Most importantly, says Perlus, you don’t need to do cardio for a long time. “It’s actually more quality than quantity,” she says, and the goal is to increase your heart rate.
Still don’t like it?
So you’ve taken an inventory of what you enjoy doing for a living and found a workout routine that reflects it. If you’ve had a “good try in college” and you’re still not having fun, says Perlus, the next step is to figure out what you don’t like about the routine you’re doing and find another one. which specifically addresses this problem.
Another tip from Perlus: don’t wait until you’re at the gym (or ready to groove in your living room) to start pumping up. Music is a great way to motivate yourself. Learn more about a.

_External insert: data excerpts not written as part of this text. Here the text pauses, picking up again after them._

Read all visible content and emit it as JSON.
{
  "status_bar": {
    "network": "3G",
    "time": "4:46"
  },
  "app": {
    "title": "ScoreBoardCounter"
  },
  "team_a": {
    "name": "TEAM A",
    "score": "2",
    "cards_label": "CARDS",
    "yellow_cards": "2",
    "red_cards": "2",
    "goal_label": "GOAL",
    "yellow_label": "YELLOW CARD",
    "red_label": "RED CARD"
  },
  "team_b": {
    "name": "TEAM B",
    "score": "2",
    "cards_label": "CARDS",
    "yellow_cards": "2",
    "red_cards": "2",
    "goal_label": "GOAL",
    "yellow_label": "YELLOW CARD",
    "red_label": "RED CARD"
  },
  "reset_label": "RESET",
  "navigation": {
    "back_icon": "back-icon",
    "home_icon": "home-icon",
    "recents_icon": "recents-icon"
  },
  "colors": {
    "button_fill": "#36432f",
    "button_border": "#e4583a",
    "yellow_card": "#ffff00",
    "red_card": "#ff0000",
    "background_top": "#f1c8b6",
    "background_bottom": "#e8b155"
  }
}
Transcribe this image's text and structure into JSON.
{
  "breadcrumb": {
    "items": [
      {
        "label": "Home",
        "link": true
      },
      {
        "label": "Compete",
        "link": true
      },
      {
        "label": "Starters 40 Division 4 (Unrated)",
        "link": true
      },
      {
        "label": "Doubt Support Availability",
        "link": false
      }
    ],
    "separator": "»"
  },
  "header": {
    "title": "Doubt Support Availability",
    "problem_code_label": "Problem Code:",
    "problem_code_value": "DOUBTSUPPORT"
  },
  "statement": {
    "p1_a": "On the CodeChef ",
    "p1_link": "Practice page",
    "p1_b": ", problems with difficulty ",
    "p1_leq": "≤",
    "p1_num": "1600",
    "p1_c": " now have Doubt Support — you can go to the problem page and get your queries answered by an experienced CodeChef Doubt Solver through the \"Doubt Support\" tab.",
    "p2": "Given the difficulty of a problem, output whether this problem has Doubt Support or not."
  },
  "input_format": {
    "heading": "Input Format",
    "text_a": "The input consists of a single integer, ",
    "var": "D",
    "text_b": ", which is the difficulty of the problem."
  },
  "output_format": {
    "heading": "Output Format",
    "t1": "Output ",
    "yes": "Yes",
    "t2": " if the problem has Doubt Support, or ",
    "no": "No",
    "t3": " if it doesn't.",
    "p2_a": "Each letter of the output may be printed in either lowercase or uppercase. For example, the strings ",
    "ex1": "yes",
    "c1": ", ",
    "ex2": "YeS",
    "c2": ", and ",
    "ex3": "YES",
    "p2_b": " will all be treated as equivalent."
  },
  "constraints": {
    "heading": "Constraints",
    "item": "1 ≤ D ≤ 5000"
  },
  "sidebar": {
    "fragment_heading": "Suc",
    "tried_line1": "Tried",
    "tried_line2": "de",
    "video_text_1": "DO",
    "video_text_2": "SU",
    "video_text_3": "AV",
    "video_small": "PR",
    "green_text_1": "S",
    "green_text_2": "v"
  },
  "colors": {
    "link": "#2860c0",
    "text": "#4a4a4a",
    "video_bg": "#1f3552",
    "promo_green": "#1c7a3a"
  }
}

Make your routine sustainable
We’ve heard of “yo-yo dieting,” but the notion of “yo-yo exercise” should also be avoided, Perlus says. “One way out is to not yo-yo in your schedule – do something every day. For this reason, she encourages people who are just starting their exercise journey to go out seven days a week, taking some time out each day. While that sounds intimidating, it doesn’t mean “high intensity” every day, she says. Rather, it’s just a way of training a routine. If walking is your chosen exercise, take a leisurely walk one day and walk briskly the next, but make time in your schedule for this.
If you have decided to add exercise to your routine and change your life in this way, it is important to meet yourself where you are. (Shaming yourself or your body is not an effective motivation to exercise.) To do this, Perlus says to ask you two questions: What did I achieve today with my health? and what should I do next?
This could mean getting up from your desk every hour to move around a bit, or walking your dog. It could also mean that you stretched for five minutes while watching TV.
The focus of your effort should be, says Perlus, “on what you are doing, and what you are doing. to have to do next, in relation to what you have to do next. ”
The information in this article is for educational and informational purposes only and is not intended for health or medical advice. Always consult a doctor or other qualified healthcare professional with any questions you may have about a health problem or health goals.